Sgt. Pepper's Lonely Hearts Club Band
In 1988, NME got in on the ground floor of the burgeoning turn-of-the-‘90s fad for tribute compilations when it released Sgt. Pepper Knew My Father, a song-for-song recreation of the Beatles’ Sgt. Pepper’s Lonely Hearts Club Band by various artists with popular or cult followings in the UK, including several tracks that have held up quite well by the likes of the Fall, Courtney Pine, and Sonic Youth.
At the time, the original album had recently been the subject of much 20th-anniversary fawning by midlife-ing Baby Boomers, but in hipper circles its rep was in the shitter, as undergroundists vastly preferred a heavier psychedelia stripped of that acutely Barrett/McCartney/Davies’ penchant for Edwardian whimsy.
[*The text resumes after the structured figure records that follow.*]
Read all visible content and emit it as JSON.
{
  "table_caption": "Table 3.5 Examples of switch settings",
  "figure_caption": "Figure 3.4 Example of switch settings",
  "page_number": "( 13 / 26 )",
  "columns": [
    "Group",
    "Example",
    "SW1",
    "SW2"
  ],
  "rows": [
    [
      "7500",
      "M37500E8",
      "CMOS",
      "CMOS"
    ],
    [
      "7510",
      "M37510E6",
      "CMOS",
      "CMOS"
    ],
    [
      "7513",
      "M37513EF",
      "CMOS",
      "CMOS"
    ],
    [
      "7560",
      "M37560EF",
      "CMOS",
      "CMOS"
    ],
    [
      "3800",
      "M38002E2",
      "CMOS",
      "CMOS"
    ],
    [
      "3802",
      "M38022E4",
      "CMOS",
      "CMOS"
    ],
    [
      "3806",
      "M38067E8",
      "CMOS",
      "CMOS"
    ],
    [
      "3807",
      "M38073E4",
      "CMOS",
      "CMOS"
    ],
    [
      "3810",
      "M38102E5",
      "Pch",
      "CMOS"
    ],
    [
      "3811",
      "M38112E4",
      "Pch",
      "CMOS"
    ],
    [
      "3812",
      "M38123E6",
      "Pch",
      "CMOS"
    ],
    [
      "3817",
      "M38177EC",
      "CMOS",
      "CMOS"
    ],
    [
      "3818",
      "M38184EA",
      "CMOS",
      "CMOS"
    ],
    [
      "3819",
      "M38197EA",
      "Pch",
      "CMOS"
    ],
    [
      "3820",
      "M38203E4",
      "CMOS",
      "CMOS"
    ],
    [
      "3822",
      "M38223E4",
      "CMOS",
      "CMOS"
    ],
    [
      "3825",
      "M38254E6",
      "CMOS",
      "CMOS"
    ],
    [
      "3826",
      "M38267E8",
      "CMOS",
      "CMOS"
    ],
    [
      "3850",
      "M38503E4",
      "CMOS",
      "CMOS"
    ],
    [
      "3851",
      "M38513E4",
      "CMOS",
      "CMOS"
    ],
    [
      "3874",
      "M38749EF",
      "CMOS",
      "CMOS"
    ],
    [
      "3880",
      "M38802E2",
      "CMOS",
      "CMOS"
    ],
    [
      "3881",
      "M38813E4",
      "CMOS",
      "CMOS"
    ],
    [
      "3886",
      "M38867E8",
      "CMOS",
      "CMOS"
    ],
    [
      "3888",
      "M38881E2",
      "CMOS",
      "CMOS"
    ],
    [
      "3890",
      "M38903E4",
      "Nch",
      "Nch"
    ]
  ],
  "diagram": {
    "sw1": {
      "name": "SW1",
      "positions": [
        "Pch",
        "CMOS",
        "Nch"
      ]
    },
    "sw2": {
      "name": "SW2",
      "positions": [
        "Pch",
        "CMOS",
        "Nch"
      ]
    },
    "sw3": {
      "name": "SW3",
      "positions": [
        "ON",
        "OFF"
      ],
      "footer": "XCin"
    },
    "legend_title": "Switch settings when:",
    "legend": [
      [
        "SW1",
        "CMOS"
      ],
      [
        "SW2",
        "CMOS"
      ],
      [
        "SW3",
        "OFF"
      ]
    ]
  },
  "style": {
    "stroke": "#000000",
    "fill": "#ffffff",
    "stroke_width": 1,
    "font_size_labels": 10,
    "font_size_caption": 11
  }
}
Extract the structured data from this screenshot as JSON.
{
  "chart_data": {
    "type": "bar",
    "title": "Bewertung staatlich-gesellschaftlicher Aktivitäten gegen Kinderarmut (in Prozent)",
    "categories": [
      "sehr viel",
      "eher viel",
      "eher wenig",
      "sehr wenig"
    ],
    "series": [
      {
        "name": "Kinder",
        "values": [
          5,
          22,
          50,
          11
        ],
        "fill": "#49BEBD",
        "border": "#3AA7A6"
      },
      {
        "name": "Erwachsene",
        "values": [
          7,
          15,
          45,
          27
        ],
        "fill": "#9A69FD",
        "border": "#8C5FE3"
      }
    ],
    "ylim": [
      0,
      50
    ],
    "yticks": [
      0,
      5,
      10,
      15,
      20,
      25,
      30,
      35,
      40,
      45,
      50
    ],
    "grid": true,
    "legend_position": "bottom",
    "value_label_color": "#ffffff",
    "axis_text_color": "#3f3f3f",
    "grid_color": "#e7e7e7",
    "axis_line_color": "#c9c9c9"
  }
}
In just a few years, the rise of Brtipop would slow much alt-handwaving of the Beatles’ legacy, but in 1988, the advance guard would have been happy to bury it. Accordingly, much of Sgt. Pepper Knew My Father drips with a viscous irony. The Scottish soul-pop band Hue and Cry attempted a pretty drastic transformation of “Fixing a Hole,” but it falls short of its ambitions. The Three Wize Men’s version of the title song is similarly transformative, and it certainly has moments, but it’s acutely ‘80s UK hip-hop, of which I’m really not a fan. YMMV, of course. Wet Wet Wet’s version of “With A Little Help From My Friends” is icky and fey, and only merits mentioning because that band was a big enough deal at the time that they alone probably accounted for at least half of the copies of the record sold. The Triffids’ version of “Good Morning Good Morning” is not only the worst thing on the album, it might be the worst thing period.
The comp shines more brightly when its artists aren’t afraid to get weird without trying to erase the source material. The Wedding Present’s contribution, an amped-up version of “Getting Better” with Talulah Gosh’s Amelia Fletcher, is exactly as you’d expect that band to perform the Beatles—poppy and bouncy, yet aggressive and clamorous as all hell. Sonic Youth, in the thick of their dense, twisty, and epic Daydream Nation era, are a beautiful match for George Harrison’s raga-rock freakout “Within You/Without You,” and in fact that cover eventually re-emerged on one of Daydream Nation‘s later reissues. The very very eccentric Frank Sidebottom—the spherically-headed masked singer who inspired the 2014 film Frank—does an absolutely wonderful remake of the very very eccentric John Lennon music hall paean “Being for the Benefit of Mr. Kite.” The Courtney Pine Quartet’s instrumental take on “When I’m Sixty Four” is a tremendously fun piece of lounge jazz. But the original album’s great set-piece—“A Day in the Life”—is also the tribute’s huge closer, and that song is handled with incredible reverence by the Fall. You’d figure of all bands the Fall would have been likely to go in for the piss-take, but no. It’s quite a stunner.